Aux QG des partis politiques : Dans la sérénité

Les partis politiques  n’ont pas semblé ressentir une grande appréhension quant aux résultats des échéances locales. Au niveau des QG du RND, du FLN, du FFS et du MSP, les équipes mobilisées, ainsi que des candidats, affichent une mine tranquille, voire très zen.

A 10h30 du matin, le QG du RND est pratiquement vide. Les équipes sont toutes sur le terrain, de même que la plupart des candidats. «Ils veillent au grain», confie l’un des membres du parti. Dans la grande salle qui sert de quartier général, un petit groupe est chargé de mettre en place la logistique nécessaire pour suivre de près l’opération de vote et recueillir les informations et données transmises par les représentants dans chaque wilaya et commune. Un immense tableau occupe l’un des angles de la salle pour noter, au fur et à mesure que l’échéance électorale avance, des statistiques mais aussi d’éventuels dépassements ou défaillances constatés dans les 58 wilayas. D’ailleurs, des dépassements sont d’ores et déjà notés au niveau de la capitale. «Nos équipes nous ont fait part de la fermeture de certains centres de vote en raison de la non-disponibilité de bulletins de vote du RND. C’est un grave dépassement. En fait, quand on remarque un dysfonctionnement ou un dépassement, on tente de le résoudre au niveau local mais si on n’y arrive pas, on fait appel à l’Anie», explique-t-on tandis que l’une des candidates du parti s’enquit de la situation. Il s’agit d’Imen Laraba, prétendante à l’APW d’Alger. «Je suis très positive et très confiante car notre parti n’est plus à connaître. Nous avons une expérience du terrain et nous sommes sûrs d’apporter beaucoup aux citoyens. Dans les zones d’ombre surtout où nous avons été choqués de voir des citoyens privés du minimum alors qu’ils vivent au cœur de la capitale», souligne-t-elle.

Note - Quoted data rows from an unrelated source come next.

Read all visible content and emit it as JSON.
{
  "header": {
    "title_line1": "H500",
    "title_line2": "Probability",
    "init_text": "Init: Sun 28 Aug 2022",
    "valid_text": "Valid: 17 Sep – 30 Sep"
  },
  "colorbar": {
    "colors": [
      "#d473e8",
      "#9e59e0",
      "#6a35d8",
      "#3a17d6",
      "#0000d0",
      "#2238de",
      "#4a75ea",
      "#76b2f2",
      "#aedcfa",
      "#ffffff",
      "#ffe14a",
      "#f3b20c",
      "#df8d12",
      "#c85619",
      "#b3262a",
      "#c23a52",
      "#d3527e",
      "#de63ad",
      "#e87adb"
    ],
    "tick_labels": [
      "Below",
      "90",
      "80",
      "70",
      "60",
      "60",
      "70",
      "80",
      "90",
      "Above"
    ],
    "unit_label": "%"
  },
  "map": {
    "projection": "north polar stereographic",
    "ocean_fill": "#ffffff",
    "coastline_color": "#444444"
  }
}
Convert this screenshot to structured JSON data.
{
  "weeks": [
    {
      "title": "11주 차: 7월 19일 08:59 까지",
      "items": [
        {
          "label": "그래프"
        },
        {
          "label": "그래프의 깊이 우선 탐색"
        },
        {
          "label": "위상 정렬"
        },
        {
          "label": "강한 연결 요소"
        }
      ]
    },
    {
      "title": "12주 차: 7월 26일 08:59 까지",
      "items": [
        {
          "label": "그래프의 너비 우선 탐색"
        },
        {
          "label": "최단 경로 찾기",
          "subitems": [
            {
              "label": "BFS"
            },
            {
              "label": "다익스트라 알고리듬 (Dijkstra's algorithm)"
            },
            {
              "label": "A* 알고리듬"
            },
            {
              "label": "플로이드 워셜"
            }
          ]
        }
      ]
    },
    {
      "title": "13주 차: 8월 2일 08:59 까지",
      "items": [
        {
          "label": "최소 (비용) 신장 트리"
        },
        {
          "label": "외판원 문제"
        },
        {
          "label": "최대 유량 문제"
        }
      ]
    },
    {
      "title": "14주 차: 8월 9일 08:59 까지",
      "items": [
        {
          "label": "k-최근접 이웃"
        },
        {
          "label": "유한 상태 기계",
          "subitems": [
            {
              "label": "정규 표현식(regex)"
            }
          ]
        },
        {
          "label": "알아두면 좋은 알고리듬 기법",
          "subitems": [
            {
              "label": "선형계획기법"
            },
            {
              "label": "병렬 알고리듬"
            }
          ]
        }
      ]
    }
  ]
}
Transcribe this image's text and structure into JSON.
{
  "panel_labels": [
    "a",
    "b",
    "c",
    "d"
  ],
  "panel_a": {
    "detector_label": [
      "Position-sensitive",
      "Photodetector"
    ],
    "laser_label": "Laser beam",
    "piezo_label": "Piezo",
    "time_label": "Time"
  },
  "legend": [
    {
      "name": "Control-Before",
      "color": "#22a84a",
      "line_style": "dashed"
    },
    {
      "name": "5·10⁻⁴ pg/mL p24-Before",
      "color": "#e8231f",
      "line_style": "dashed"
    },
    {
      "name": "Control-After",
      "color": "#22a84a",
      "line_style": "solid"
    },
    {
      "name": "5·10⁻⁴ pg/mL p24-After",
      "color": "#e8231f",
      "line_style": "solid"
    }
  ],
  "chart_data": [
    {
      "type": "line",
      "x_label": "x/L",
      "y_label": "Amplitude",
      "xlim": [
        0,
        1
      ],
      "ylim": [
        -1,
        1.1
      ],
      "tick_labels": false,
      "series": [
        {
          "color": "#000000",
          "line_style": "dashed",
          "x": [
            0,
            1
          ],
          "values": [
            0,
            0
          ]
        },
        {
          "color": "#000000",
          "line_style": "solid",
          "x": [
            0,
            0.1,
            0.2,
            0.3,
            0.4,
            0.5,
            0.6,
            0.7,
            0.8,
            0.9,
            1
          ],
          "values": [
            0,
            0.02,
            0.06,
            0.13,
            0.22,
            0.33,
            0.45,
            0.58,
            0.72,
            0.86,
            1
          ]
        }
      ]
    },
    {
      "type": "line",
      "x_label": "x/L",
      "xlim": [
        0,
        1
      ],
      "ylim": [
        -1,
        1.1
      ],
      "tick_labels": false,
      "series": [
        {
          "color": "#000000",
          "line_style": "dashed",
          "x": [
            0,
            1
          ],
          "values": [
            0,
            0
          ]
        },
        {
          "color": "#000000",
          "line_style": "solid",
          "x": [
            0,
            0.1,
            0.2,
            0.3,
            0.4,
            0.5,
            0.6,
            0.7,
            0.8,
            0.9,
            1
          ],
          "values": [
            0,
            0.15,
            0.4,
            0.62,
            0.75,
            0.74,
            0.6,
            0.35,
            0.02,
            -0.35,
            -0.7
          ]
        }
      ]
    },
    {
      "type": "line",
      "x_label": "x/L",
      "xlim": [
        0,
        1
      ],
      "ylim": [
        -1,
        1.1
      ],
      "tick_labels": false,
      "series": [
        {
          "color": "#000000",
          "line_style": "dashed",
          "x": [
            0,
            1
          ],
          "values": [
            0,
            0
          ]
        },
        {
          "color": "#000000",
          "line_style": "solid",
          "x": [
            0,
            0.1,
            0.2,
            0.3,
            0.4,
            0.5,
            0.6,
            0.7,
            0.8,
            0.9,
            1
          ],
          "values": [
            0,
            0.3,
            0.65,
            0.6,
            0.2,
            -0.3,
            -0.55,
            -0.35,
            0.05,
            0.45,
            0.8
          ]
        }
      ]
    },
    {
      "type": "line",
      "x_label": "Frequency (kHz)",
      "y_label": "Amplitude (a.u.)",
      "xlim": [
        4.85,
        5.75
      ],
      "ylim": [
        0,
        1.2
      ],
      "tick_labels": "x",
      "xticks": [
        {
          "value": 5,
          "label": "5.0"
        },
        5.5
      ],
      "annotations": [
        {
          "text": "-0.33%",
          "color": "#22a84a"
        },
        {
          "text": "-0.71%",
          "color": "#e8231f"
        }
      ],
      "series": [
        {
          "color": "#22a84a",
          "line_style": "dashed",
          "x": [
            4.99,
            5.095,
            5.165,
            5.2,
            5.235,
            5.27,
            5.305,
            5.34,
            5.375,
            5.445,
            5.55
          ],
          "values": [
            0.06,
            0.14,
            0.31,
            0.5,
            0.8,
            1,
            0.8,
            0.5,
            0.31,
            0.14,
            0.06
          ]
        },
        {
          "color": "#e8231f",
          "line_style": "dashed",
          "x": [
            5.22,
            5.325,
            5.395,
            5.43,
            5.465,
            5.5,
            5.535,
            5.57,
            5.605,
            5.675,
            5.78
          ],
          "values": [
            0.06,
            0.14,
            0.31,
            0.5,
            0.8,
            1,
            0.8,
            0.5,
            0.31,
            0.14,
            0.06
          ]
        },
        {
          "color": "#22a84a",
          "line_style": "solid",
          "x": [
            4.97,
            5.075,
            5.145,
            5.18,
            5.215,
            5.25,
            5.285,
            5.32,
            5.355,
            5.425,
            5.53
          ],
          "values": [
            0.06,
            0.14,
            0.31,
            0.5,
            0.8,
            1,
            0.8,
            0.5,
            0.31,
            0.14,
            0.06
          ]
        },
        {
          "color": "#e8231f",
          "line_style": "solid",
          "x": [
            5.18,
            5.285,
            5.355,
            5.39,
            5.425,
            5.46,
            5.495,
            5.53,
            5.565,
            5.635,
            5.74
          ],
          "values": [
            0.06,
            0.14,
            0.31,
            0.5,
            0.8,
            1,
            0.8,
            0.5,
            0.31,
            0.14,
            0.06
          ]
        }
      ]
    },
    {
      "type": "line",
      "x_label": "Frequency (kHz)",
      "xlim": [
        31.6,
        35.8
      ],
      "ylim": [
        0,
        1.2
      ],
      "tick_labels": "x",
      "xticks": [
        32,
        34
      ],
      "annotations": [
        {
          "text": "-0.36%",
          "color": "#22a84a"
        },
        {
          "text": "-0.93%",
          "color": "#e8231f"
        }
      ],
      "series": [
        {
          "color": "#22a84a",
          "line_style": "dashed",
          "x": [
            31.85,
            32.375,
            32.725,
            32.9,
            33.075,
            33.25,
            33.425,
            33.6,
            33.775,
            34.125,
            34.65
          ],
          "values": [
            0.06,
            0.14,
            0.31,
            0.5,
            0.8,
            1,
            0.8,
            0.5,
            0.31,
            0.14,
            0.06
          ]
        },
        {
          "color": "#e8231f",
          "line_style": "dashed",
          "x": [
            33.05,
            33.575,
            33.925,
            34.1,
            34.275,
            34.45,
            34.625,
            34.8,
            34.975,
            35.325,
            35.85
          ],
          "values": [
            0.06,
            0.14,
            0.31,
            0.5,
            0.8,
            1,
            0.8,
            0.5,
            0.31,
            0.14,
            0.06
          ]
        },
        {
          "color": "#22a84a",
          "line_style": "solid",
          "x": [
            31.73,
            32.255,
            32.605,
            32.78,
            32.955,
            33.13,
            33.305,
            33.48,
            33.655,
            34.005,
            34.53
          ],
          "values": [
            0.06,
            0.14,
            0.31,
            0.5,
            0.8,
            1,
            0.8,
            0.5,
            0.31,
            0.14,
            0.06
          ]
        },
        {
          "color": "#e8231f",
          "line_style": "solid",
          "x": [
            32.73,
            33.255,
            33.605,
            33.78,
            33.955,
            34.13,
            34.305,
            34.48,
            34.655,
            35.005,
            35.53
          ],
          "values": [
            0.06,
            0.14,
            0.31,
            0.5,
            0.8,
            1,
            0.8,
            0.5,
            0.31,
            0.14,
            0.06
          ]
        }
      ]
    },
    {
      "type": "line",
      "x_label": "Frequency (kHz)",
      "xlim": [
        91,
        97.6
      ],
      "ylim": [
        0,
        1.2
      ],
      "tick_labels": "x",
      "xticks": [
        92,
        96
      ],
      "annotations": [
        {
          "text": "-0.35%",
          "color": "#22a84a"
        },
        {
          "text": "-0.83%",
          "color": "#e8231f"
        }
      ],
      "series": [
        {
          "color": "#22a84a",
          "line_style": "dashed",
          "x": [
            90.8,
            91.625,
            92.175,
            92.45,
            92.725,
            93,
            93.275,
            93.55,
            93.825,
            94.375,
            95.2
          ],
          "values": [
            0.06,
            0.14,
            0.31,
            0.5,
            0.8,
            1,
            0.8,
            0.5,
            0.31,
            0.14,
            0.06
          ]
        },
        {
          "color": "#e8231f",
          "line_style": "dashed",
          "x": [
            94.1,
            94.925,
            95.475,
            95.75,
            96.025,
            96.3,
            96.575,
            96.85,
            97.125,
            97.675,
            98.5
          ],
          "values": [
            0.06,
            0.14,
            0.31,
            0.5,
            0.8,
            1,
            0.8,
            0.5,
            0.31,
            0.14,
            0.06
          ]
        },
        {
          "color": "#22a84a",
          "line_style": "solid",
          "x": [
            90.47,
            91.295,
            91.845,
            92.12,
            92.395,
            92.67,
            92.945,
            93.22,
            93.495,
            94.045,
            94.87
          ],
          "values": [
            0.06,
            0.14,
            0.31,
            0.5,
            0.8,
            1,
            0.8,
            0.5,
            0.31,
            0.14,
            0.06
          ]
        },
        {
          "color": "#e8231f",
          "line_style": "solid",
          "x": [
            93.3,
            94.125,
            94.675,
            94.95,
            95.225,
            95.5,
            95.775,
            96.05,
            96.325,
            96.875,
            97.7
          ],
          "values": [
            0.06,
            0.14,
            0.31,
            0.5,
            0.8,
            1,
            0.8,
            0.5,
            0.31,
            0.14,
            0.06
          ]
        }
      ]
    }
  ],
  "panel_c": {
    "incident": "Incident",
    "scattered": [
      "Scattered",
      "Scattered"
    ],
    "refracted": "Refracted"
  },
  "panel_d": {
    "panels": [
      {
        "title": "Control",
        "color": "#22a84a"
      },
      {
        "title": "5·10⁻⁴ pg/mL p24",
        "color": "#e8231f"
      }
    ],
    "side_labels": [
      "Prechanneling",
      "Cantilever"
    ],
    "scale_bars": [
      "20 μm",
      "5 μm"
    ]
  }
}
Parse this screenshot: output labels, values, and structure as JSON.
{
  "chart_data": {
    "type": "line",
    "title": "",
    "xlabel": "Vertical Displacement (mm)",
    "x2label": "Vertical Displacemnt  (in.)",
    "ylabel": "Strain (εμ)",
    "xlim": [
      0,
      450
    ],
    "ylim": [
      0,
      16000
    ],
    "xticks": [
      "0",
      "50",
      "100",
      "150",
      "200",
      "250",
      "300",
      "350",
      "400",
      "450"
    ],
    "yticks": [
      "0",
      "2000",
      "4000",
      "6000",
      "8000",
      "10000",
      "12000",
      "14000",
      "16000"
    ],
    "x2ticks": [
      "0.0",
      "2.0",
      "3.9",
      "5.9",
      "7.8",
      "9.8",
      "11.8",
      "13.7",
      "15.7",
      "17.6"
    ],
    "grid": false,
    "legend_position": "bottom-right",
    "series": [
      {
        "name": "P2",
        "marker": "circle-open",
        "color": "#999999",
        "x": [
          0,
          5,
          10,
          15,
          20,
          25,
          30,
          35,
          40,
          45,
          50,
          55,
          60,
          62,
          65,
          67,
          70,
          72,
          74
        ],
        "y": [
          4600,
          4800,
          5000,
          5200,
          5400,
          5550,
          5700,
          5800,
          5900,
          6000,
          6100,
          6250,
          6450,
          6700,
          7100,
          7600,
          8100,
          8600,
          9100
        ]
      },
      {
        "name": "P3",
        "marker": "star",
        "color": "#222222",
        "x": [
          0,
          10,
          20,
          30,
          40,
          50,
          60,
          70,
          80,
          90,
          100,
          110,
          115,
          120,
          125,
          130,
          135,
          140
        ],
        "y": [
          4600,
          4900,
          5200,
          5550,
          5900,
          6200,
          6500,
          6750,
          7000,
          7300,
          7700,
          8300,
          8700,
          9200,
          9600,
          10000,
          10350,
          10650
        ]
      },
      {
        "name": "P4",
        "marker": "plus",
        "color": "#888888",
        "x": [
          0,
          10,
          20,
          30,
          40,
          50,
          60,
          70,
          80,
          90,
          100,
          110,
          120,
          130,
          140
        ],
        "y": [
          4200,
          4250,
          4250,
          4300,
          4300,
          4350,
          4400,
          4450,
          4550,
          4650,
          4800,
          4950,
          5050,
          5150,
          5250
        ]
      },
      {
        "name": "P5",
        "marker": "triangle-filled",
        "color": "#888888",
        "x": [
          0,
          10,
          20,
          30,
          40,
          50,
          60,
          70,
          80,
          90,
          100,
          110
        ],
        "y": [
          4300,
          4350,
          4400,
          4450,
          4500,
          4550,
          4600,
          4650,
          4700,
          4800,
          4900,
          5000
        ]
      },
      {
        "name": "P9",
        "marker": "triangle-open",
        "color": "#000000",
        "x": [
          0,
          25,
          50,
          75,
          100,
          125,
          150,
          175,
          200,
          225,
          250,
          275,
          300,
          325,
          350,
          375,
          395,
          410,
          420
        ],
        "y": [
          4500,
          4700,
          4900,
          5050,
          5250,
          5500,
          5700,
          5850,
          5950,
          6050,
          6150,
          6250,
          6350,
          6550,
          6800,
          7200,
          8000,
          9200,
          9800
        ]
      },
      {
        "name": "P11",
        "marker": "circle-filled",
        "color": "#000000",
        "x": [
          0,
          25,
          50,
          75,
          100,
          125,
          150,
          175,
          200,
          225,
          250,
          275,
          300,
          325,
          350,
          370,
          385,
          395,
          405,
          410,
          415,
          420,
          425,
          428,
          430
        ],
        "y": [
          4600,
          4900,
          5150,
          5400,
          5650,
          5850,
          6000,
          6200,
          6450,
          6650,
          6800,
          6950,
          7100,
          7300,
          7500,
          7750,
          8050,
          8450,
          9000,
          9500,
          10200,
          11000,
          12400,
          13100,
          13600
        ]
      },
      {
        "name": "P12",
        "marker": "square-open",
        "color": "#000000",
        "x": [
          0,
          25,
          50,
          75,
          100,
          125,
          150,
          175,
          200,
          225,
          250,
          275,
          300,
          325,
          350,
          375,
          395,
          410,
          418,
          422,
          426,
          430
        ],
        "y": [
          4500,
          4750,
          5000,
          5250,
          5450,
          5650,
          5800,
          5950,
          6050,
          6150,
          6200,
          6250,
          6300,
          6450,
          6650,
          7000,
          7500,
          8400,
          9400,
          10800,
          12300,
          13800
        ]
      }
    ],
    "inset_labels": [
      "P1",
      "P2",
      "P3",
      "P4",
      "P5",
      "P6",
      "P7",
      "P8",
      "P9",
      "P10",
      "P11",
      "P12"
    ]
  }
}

FFS : « Un devoir patriotique »
Au siège du FFS, l’ambiance est monotone. La salle qui fait officie de QG ne sera opérationnelle qu’à partir de 12h. «Pour nous, les conditions de ces échéances ne sont pas toutes réunies. Mais nous avons décidé d’y prendre part par patriotisme. Notre pays est cerné par des dangers et nous devons consolider nos positions internes en mettant de côté nos divergences», insiste le responsable d’Alger du parti, Yahia Cherif. Cela ne l’empêche pas de suivre l’opération de vote de près pour recenser surtout le taux de participation. Il confie ne pas compter uniquement sur les estimations de l’Anie. «Nos équipes sur le terrain font les calculs nécessaires mais aussi pour nous rapporter les dysfonctionnements. La fermeture des centres de vote à Birkhadem, l’un des fiefs du FFS, à cause de l’absence de bulletins de vote du RND, nous pénalise grandement», dit-il, déplorant, par ailleurs, que certains candidats d’autres partis appellent des électeurs à voter pour eux au niveau des centres, alors que c’est interdit par la loi.
Au MSP, une cinquantaine de membres, tous des jeunes, papillonnent d’une salle à une autre pour récolter et transmettre les informations. Dans la salle principale, immense, une trentaine de personnes activent, pleines d’entrain, dans une ambiance bon enfant. Elles ne se contentent pas de «butiner» des informations par téléphone ou à travers les réseaux sociaux mais s’adressent directement à leurs représentants via l’application zoom. «Nos équipes sont sur place depuis vendredi. Elles ont passé la nuit à tout préparer et resteront ici jusqu’à demain pour suivre toutes les étapes des élections électorales», rapporte Fatima Saïdane, membre du bureau national. Pour le responsable de la communication du MSP, Nacer Hamadouche, les résultats de ces échéances seront plus importants par rapport à ceux de 2017. Si le taux de participation ne sera pas important, selon lui, ce n’est pas parce que les citoyens ne font pas confiance aux partis politiques. «Ils ne font pas confiance à ceux qui sont chargés d’organiser et de surveiller les élections», signale-t-il. Si le MSP occupe toujours une  position forte sur la scène politique, soutient-il, c’est parce que des citoyens ont foi en lui. «C’est pour cette raison que nous restons positifs, que nous prenons part à toutes les échéances électorales. En matière de sièges, aux APW ou APC, nous avons toujours été parmi les premiers», conclut-il. Au QG du FLN, par contre, l’ambiance est plutôt «bureaucratique». Le staff administratif et des moyens généraux occupent les lieux tandis que les candidats et les équipes de la communication sont sur le terrain ou bien en train d’accomplir leur devoir électoral. «Le FLN est un parti qui a toute une histoire et toute une symbolique», soutient le staff administratif, occupé à contacter les représentants du parti sur le territoire national.